Par conséquent, une grande partie de ce qui semble être une augmentation de l’ASD entre 2011 et 2014 était en fait une fonction de la façon dont les enquêteurs ont posé les questions, Zablotsky dit.
En 2014, les chercheurs ont d' abord demandé aux parents si un professionnel de médecin ou de la santé jamais leur a dit que leur enfant avait une déficience intellectuelle , aussi connu comme le retard mental.La deuxième question était une question autonome sur les TSA: On a demandé aux parents si un professionnel de la santé jamais leur a dit que leur enfant avait l' autisme, le syndrome d'Asperger, un trouble envahissant du développement ou d'un trouble du spectre autistique. La dernière question a demandé si un professionnel de la santé n’avait jamais dit aux parents que leur enfant avait tout autre retard de développement.
Lorsque les enquêteurs interrogés les parents en 2011 jusqu'en 2013, ils ont demandé à la même première question sur la déficience intellectuelle, mais leur deuxième question portait sur d’autres retards de développement. Dans la troisième question, on a demandé aux parents de regarder une liste de 10 conditions, y compris l’autisme / ASD, et d'indiquer si un professionnel de la santé jamais leur a dit que leur enfant avait une de ces conditions.
Cette approche - d'inclure l'autisme dans une liste de contrôle au lieu de poser une question précise à ce sujet - aurait entraîné le nom de l'état parfois se perdre dans le shuffle, Zablotsky dit.

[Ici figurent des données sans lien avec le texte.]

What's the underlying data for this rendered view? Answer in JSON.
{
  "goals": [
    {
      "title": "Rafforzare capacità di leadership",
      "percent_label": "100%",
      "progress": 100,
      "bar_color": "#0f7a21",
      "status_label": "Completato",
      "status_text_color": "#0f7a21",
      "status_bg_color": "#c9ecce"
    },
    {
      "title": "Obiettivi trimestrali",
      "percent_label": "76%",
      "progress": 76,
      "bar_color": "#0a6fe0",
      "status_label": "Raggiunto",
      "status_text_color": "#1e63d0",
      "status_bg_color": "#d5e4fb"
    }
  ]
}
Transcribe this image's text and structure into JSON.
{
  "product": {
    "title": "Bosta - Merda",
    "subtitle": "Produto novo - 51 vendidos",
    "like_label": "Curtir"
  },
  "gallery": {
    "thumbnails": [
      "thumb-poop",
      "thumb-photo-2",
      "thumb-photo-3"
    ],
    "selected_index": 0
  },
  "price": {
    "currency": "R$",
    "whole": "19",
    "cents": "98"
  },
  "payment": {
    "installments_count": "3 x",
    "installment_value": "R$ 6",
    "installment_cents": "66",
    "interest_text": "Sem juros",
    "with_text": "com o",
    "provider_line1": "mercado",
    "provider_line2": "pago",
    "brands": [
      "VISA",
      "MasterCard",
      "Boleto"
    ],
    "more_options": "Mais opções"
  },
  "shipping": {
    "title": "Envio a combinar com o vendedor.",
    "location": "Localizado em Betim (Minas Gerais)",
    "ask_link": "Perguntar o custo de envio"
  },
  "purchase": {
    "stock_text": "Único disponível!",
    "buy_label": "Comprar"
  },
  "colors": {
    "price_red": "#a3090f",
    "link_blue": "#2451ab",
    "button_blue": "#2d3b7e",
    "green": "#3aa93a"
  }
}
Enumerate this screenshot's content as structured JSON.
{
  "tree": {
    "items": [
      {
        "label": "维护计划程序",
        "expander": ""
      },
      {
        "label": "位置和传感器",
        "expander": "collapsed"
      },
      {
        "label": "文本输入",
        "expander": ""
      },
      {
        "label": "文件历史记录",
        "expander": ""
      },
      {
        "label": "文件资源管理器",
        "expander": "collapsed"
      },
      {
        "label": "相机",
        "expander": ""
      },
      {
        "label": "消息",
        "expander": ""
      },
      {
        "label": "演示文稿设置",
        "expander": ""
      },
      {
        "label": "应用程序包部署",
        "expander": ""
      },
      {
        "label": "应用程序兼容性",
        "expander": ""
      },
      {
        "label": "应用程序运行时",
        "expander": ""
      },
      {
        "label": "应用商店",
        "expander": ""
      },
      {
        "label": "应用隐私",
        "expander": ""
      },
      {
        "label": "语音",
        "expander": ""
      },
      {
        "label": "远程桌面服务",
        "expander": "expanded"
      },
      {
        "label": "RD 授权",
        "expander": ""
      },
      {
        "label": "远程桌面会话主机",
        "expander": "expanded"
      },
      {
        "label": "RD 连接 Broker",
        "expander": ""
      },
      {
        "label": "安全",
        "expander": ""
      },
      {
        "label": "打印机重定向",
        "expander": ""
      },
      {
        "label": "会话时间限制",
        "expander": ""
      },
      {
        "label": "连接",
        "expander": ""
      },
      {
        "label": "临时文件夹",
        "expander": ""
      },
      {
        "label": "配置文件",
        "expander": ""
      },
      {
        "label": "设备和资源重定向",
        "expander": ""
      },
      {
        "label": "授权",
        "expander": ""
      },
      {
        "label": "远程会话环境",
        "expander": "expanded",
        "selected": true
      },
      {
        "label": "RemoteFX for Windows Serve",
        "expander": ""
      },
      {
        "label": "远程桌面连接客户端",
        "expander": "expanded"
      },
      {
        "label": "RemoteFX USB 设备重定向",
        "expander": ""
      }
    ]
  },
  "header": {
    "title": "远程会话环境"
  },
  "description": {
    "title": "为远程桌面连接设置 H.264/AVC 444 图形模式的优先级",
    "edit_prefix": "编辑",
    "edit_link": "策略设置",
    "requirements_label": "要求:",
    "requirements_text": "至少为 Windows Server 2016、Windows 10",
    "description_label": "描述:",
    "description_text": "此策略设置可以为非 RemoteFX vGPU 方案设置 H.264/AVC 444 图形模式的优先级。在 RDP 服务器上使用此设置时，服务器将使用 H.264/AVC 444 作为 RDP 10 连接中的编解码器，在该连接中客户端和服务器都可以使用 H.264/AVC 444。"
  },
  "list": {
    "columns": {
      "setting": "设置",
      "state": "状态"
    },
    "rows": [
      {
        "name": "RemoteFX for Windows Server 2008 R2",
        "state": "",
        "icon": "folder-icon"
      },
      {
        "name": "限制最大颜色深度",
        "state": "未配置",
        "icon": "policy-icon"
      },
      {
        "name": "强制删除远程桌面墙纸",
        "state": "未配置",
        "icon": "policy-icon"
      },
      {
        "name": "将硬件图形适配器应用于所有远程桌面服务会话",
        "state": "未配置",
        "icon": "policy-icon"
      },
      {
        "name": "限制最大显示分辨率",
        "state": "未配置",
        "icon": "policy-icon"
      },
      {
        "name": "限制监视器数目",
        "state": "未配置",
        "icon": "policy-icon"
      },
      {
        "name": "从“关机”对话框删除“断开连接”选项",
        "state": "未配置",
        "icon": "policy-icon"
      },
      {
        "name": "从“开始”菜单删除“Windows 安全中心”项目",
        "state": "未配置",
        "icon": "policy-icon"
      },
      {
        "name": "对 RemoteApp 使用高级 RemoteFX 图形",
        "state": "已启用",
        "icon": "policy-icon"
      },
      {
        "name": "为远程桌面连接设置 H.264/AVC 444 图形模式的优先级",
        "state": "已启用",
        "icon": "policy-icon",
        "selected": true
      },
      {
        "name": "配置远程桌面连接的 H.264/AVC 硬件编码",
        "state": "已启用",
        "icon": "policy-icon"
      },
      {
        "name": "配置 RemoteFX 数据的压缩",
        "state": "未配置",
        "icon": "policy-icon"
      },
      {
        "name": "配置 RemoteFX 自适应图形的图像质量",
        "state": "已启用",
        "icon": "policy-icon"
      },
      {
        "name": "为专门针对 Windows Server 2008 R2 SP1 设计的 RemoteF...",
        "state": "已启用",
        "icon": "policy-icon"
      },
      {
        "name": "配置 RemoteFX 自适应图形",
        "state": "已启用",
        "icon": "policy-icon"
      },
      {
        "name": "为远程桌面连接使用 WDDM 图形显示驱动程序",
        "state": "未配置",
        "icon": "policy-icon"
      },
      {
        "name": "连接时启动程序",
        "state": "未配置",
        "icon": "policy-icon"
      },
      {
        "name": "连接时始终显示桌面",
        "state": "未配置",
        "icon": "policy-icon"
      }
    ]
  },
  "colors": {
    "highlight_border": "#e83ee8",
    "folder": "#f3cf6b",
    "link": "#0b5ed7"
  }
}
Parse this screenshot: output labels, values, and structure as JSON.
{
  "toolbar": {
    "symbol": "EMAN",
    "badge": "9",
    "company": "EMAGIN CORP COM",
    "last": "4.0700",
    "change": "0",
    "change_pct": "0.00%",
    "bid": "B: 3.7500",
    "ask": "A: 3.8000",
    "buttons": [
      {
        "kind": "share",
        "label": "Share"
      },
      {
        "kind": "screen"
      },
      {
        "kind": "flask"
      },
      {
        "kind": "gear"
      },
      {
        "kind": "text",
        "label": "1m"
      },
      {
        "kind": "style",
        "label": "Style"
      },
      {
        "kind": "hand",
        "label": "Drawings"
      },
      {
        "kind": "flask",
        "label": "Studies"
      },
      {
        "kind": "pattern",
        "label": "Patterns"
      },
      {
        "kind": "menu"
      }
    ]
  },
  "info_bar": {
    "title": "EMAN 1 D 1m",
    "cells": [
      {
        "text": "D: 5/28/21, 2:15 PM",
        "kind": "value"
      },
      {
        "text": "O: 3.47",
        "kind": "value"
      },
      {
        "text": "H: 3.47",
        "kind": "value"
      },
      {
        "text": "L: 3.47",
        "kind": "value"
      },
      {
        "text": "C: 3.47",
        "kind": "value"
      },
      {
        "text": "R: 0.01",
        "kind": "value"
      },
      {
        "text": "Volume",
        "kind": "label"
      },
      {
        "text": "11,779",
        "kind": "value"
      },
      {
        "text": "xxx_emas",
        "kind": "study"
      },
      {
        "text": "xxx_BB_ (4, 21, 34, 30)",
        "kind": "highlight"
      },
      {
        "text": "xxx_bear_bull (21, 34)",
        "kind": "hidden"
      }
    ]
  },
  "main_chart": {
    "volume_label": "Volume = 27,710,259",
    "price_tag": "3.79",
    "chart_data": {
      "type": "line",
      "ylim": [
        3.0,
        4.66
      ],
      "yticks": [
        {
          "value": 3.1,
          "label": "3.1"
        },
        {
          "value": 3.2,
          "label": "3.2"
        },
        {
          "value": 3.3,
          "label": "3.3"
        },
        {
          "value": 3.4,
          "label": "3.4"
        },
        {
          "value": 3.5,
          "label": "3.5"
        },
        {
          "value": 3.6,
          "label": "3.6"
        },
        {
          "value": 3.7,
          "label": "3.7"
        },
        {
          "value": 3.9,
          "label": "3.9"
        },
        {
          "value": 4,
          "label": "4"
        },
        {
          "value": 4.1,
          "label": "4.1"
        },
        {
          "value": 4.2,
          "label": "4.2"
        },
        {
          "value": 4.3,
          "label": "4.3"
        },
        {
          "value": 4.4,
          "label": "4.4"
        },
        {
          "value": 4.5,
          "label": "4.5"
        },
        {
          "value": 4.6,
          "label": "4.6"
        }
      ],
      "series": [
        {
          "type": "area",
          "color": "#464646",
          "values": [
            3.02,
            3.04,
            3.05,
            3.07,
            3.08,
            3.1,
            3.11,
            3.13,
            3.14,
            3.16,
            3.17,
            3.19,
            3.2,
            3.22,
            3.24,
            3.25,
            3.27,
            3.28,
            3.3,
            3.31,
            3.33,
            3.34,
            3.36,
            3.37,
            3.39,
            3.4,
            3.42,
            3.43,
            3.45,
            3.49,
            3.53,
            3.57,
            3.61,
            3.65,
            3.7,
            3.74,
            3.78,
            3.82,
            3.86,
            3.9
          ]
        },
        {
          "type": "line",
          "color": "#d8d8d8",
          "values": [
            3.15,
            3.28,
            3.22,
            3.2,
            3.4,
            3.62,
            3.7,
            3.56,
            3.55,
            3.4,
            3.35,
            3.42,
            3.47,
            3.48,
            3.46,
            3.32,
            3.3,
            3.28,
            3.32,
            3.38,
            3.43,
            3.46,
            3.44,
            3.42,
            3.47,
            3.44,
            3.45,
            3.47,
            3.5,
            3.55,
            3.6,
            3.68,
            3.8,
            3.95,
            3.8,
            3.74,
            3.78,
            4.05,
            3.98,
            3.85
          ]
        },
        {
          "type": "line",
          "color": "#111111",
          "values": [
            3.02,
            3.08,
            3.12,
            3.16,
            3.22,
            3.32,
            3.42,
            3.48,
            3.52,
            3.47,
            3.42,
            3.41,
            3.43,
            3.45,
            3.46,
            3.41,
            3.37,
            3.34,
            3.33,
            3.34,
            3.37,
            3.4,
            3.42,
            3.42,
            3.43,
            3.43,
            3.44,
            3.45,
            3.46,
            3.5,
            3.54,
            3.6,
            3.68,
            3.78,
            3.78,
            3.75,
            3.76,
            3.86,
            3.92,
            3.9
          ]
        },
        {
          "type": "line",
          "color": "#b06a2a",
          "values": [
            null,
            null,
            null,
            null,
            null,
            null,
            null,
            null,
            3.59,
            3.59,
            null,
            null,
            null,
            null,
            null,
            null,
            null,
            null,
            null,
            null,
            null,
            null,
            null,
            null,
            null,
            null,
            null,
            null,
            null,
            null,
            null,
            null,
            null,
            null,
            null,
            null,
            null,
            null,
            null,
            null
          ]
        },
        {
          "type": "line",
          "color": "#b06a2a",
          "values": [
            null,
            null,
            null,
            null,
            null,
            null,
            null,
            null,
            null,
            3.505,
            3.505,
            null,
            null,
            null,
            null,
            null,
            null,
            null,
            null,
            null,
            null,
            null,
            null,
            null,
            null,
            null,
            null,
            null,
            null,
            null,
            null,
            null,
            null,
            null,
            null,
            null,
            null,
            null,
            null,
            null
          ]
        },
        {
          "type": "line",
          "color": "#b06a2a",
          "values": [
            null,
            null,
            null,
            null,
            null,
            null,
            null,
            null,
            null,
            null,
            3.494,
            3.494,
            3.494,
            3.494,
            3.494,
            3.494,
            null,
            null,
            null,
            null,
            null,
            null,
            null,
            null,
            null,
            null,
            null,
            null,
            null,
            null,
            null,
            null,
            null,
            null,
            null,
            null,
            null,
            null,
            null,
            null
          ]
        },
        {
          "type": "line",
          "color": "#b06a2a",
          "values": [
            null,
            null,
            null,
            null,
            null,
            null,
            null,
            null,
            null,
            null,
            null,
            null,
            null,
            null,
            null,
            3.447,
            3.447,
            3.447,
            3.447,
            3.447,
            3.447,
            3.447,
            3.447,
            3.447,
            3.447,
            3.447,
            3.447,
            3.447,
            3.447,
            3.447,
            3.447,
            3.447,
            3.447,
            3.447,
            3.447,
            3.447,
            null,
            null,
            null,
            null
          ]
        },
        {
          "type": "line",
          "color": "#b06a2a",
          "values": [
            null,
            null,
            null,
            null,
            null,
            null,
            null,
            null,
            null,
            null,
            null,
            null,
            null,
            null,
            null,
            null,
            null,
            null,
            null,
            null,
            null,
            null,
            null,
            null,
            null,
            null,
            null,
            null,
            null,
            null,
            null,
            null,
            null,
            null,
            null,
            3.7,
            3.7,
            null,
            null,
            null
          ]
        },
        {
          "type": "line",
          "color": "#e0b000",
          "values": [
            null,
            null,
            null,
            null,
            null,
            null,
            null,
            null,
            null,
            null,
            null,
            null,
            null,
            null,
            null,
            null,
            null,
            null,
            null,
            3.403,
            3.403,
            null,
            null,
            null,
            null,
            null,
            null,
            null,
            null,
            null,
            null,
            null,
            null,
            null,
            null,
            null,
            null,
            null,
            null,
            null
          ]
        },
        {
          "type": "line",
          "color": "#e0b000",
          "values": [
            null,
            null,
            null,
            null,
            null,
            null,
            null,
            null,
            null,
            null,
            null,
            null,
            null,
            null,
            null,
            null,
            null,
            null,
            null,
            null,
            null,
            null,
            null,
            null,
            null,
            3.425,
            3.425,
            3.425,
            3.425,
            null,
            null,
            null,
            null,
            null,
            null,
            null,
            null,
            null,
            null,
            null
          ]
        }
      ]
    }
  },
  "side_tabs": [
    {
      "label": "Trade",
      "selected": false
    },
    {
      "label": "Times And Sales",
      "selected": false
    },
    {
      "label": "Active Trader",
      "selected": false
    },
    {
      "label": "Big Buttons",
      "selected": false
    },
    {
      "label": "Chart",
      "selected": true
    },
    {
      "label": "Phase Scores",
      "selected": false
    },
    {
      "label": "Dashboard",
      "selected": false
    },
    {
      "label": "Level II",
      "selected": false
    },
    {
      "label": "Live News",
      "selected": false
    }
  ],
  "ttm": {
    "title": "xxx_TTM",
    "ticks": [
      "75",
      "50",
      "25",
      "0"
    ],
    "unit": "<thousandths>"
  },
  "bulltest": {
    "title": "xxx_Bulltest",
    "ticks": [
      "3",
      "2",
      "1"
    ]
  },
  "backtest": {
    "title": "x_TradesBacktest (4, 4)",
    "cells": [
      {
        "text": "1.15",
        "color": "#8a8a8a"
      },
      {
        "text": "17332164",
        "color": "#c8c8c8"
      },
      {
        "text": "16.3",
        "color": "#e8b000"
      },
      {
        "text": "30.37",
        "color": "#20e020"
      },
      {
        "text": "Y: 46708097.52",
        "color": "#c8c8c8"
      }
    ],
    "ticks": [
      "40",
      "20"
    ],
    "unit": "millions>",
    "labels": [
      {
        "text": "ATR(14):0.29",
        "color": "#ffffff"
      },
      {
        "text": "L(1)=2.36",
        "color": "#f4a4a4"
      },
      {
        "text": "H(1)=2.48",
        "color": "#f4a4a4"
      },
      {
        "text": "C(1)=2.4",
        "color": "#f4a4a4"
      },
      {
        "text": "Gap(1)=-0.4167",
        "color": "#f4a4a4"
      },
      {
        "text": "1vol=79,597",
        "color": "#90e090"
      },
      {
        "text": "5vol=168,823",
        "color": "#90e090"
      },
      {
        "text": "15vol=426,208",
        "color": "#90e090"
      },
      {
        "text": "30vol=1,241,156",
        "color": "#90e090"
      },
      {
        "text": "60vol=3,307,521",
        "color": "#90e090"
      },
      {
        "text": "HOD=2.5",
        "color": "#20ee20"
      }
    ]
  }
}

L'approche révisée a été mis en œuvre en 2014 afin de mieux aligner avec le libellé utilisé dans d'autres enquêtes nationales qui estiment la prévalence de l'autisme, et d'inclure les termes spécifiques que les parents ont peut-être entendu des professionnels de la santé utilisent lors du diagnostic, Zablotsky dit.
En outre, en mettant la question de l' autisme deuxième, avant la question sur d' autres retards de développement, a abouti à des données de 2014 montrent un taux de prévalence plus élevé pour les TSA, et un taux de prévalence plus faible pour d' autres retards de développement.Le contraire semble se produire en 2011 à 2013, quand les questions étaient dans l'autre sens - ces données ont montré un taux plus élevé rapporté des enfants ayant des retards de développement, et un taux plus faible de TSA
Prévalence accrue
Fitzgerald a convenu que ce qui ressemble à une augmentation de la prévalence de l’autisme en 2014 était probablement dû à la façon dont les enquêteurs ont demandé aux questions de l'enquête, plutôt que d’un réel changement dans la prévalence des TSA au sein de la population.
Pour voir un gros changement dans la prévalence sur une période de quatre ans - de 1 à 80, 1 à 45 - chercheurs devraient également être voir un changement radical dans les facteurs de risque pour l’autisme dans la population, Fitzgerald a dit.
Comment les parents à comprendre et à interpréter les questions qui leur sont posées au cours d'une entrevue et la façon dont ils peuvent se rappeler avec précision le diagnostic de leur enfant influent sur les réponses qu'ils donnent et affecte les résultats, Fitzgerald dit .
Les résultats de 2014 étaient probablement une mesure plus précise de la prévalence réelle de l'autisme, car ils ont produit des estimations semblables à celles d'autres méthodes d'enquête récentes, a-t-il dit. Les données 2011-2013 identifiées moins de cas d'autisme à cause de la façon dont les parents répondaient aux questions, dit-il.
La grande question est de savoir si les États-Unis continueront de voir une augmentation des cas d'autisme, Fitzgerald dit.
Les résultats des 10 dernières années ont été de trouver une augmentation des taux de prévalence, et ils ne sont pas encore montrés une stabilisation, a-t-il dit.